De eerste generatie vóór Maria
De tweede jongste zoon van Josephus Cappuyns en Maria Ludovica Vermeulen was Joseph Emile Cappuyns (°Korb.D.1867/ +Neerijse 1965). Hij trouwde in 1907 met Marie Josephine Artois (°Leuven 1882/ +Leuven 1955). Zij zijn de ouders van Maria Cappuyns. Emile Cappuyns speelde een rol bij de heropstart van de Fanfare Sint-Cecilia na de Eerste Wereldoorlog. Hij werd tot voorzitter verkozen en bleef dit tot in 1945. Emile werd een eerste maal burgemeester van Korbeek-Dijle van 1921 tot 1926. En daarna van 1933 tot 1946, met een oorlogsonderbreking van september 1941 tot september 1944.

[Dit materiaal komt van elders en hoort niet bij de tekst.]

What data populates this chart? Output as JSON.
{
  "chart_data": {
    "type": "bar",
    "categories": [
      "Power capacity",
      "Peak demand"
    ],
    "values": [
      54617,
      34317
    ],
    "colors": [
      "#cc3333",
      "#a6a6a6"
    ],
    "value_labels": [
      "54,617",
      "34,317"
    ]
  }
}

Buiten zijn politieke loopbaan was Emile Cappuyns bediende en verzekeringsagent. Hij overleed bij zijn dochter in Neerijse in zijn 98ste levensjaar.
Maria, 200 jaar lang hebben eminente leden van het geslacht Cappuyns een onuitwisbare stempel gedrukt op het politieke, sociale en kerkelijke leven in Korbeek-Dijle. De naam Cappuyns was onafscheidelijk verbonden met de Koninklijke Fanfare (nu Harmonie) Sint-Cecilia. Jij bent nog steeds lid, het oudste lid uiteraard, van deze Harmonie. De muzikale hulde die zij je hebben gebracht op je honderdste verjaardag was dan ook terecht.
Ook buiten Korbeek-Dijle hebben leden van de stam Cappuyns naam en faam gemaakt. Het is een sterk geslacht, en daar ben jij met je 100 lentes het ultieme bewijs van.